Platform Leadership: Drive the strategic direction of all applications across cloud-native (GCP) and hybrid environments, including the design and implementation of new environments, software upgrades, and performance tuning.

Automation: Lead the creation and enhancement of automation scripts to streamline operational processes. Develop and maintain comprehensive supporting documentation for all automated solutions.

Deployment Services: Provide reliable and efficient software deployment services for both Quality Assurance (QA) and production environments.

Performance Management: Actively direct application performance monitoring and tuning to ensure optimal user experience and system efficiency.

Uptime and Reliability: Take a proactive role in safeguarding the uptime and performance of all applications, implementing best practices for high availability and fault tolerance.

GCP Expertise: Serve as a subject matter expert in the development, operational support, and maintenance of all applications hosted on the Google Cloud Platform (GCP).

CI/CD Pipeline Development: Build and maintain robust CI/CD pipelines for the automated build, testing, and deployment of applications and cloud architecture patterns, utilizing Jenkins and other cloud-native toolchains.

Production Environment Management: Define and manage updates to the production environment, ensuring stability and minimal disruption.

Third-Party Software Support: Oversee the installation, configuration, and ongoing support of third-party software running on internally managed environments.

Process and Procedure Development: Design and establish deployment procedures, set up robust operational processes, monitor production systems, and manage configuration effectively.

Tooling and Automation: Build automated tooling to facilitate service requests and push changes into production seamlessly.

Incident Management and Remediation: Develop and maintain comprehensive and detailed runbooks to effectively detect, remediate, and restore services during incidents.
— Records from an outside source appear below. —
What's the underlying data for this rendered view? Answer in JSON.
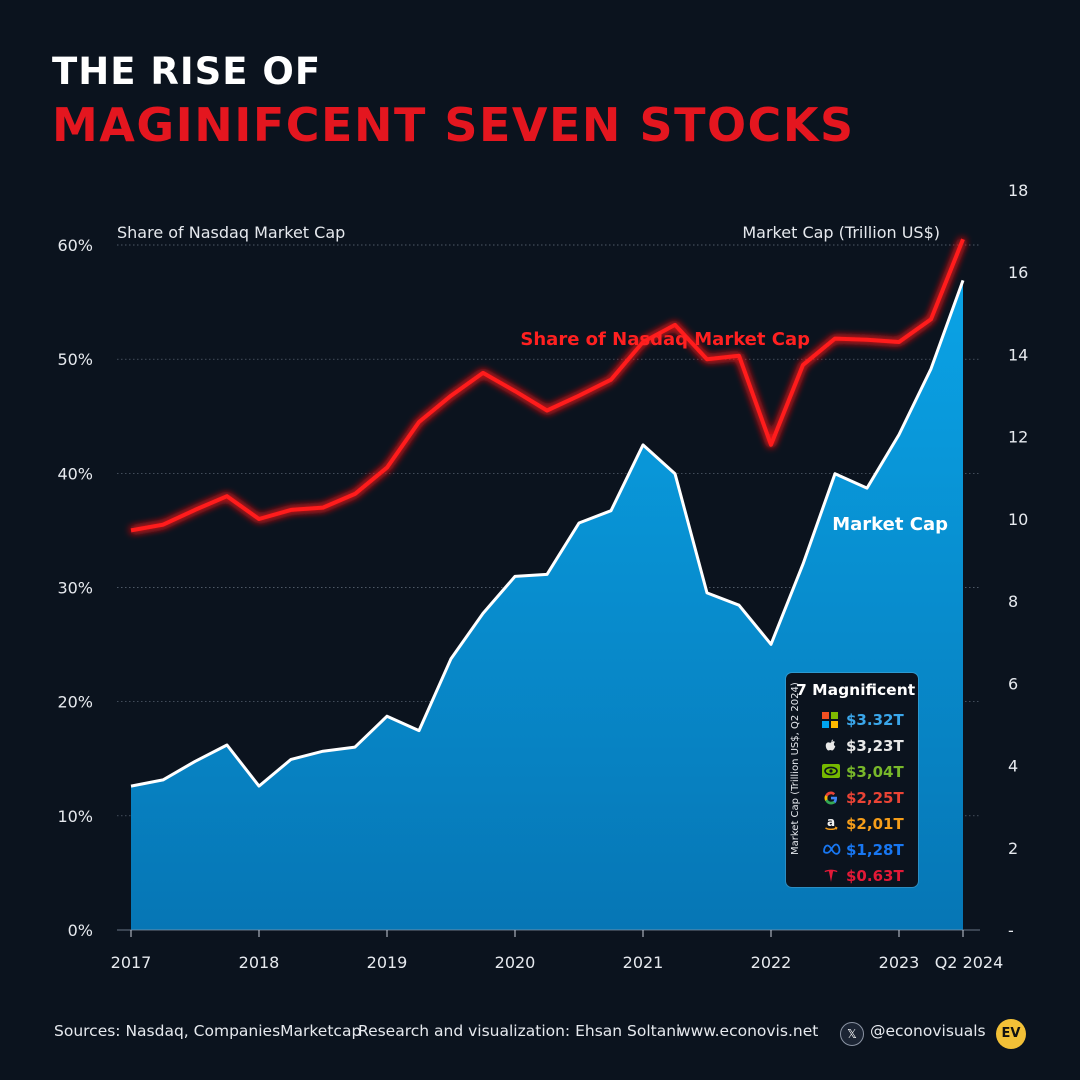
{
  "header": {
    "title_line1": "THE RISE OF",
    "title_line2": "MAGINIFCENT SEVEN STOCKS"
  },
  "colors": {
    "background": "#0b131e",
    "share_line": "#ff1a1a",
    "area_fill_top": "#0a9fe0",
    "area_fill_bottom": "#0679b8",
    "title_accent": "#e4161f"
  },
  "chart_data": {
    "type": "line",
    "left_axis_label": "Share of Nasdaq Market Cap",
    "right_axis_label": "Market Cap (Trillion US$)",
    "share_series_label": "Share of Nasdaq Market Cap",
    "marketcap_series_label": "Market Cap",
    "left_ticks": [
      "0%",
      "10%",
      "20%",
      "30%",
      "40%",
      "50%",
      "60%"
    ],
    "right_ticks": [
      "-",
      "2",
      "4",
      "6",
      "8",
      "10",
      "12",
      "14",
      "16",
      "18"
    ],
    "x_labels": [
      {
        "label": "2017",
        "x": 0
      },
      {
        "label": "2018",
        "x": 4
      },
      {
        "label": "2019",
        "x": 8
      },
      {
        "label": "2020",
        "x": 12
      },
      {
        "label": "2021",
        "x": 16
      },
      {
        "label": "2022",
        "x": 20
      },
      {
        "label": "2023",
        "x": 24
      },
      {
        "label": "Q2 2024",
        "x": 26
      }
    ],
    "left_ylim": [
      0,
      60
    ],
    "right_ylim": [
      0,
      18
    ],
    "series": [
      {
        "name": "Share of Nasdaq Market Cap",
        "axis": "left",
        "values": [
          35.0,
          35.5,
          36.8,
          38.0,
          36.0,
          36.8,
          37.0,
          38.2,
          40.5,
          44.5,
          46.8,
          48.8,
          47.2,
          45.5,
          46.8,
          48.2,
          51.5,
          53.0,
          50.0,
          50.3,
          42.5,
          49.5,
          51.8,
          51.7,
          51.5,
          53.5,
          60.5
        ]
      },
      {
        "name": "Market Cap",
        "axis": "right",
        "values": [
          3.5,
          3.65,
          4.1,
          4.5,
          3.5,
          4.15,
          4.35,
          4.45,
          5.2,
          4.85,
          6.6,
          7.7,
          8.6,
          8.65,
          9.9,
          10.2,
          11.8,
          11.1,
          8.2,
          7.9,
          6.95,
          8.9,
          11.1,
          10.75,
          12.05,
          13.65,
          15.8
        ]
      }
    ],
    "legend": {
      "title": "7 Magnificent",
      "side_label": "Market Cap (Trillion US$, Q2 2024)",
      "items": [
        {
          "company_icon": "microsoft-icon",
          "value": "$3.32T",
          "color": "#3aa6ea"
        },
        {
          "company_icon": "apple-icon",
          "value": "$3,23T",
          "color": "#e8e8e8"
        },
        {
          "company_icon": "nvidia-icon",
          "value": "$3,04T",
          "color": "#78b82a"
        },
        {
          "company_icon": "google-icon",
          "value": "$2,25T",
          "color": "#ea4335"
        },
        {
          "company_icon": "amazon-icon",
          "value": "$2,01T",
          "color": "#f59d19"
        },
        {
          "company_icon": "meta-icon",
          "value": "$1,28T",
          "color": "#1877f2"
        },
        {
          "company_icon": "tesla-icon",
          "value": "$0.63T",
          "color": "#e31937"
        }
      ]
    }
  },
  "footer": {
    "sources": "Sources: Nasdaq, CompaniesMarketcap",
    "credit": "Research and visualization: Ehsan Soltani",
    "website": "www.econovis.net",
    "x_glyph": "𝕏",
    "handle": "@econovisuals",
    "logo_text": "EV"
  }
}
Participate in an on-call rotation for high-severity application incidents and continuously improve runbooks to reduce Mean Time to Resolution (MTTR).

Problem Solving: Triage and solve complex problems within a distributed microservices architecture.

What experience you need 

BS degree in Computer Science or related technical field involving coding (e.g., physics or mathematics), or equivalent job experience required

5+ years of experience in software engineering, systems administration, database administration, and networking.

2+ years of experience developing and/or administering software in public cloud

Experience in monitoring infrastructure and application uptime and availability to ensure functional and performance objectives.

Experience in languages such as Python, Bash, Java, Go JavaScript and/or node.js

Demonstrable cross-functional knowledge with systems, storage, networking, security and databases

System administration skills, including automation and orchestration of Linux/Windows using Terraform, Chef, Ansible and/or containers (Docker, Kubernetes, etc.)

Proficiency with continuous integration and continuous delivery tooling and practices

Cloud Certification Strongly Preferred

What could set you apart

Proven experience in a Platform Engineer, DevOps Engineer, or similar role.

Strong hands-on experience with Google Cloud Platform (GCP) services (e.g., GKE, Compute Engine, Cloud Storage, Cloud SQL).

In-depth knowledge of and experience with CI/CD principles and tools, particularly Jenkins.

Proficiency in automation scripting using languages such as Python, Bash, or Go.

Demonstrated experience in application performance monitoring and tuning.

Solid understanding of infrastructure as code (IaC) concepts and tools (e.g., Terraform, Ansible).

Experience with containerization technologies such as Docker and container orchestration with Kubernetes.

Familiarity with incident management best practices and a proven ability to improve MTTR.

Experience with the installation, configuration, and support of third-party software.

Excellent problem-solving and troubleshooting skills in complex distributed systems.

Strong written and verbal communication skills.

Education

Any Graduate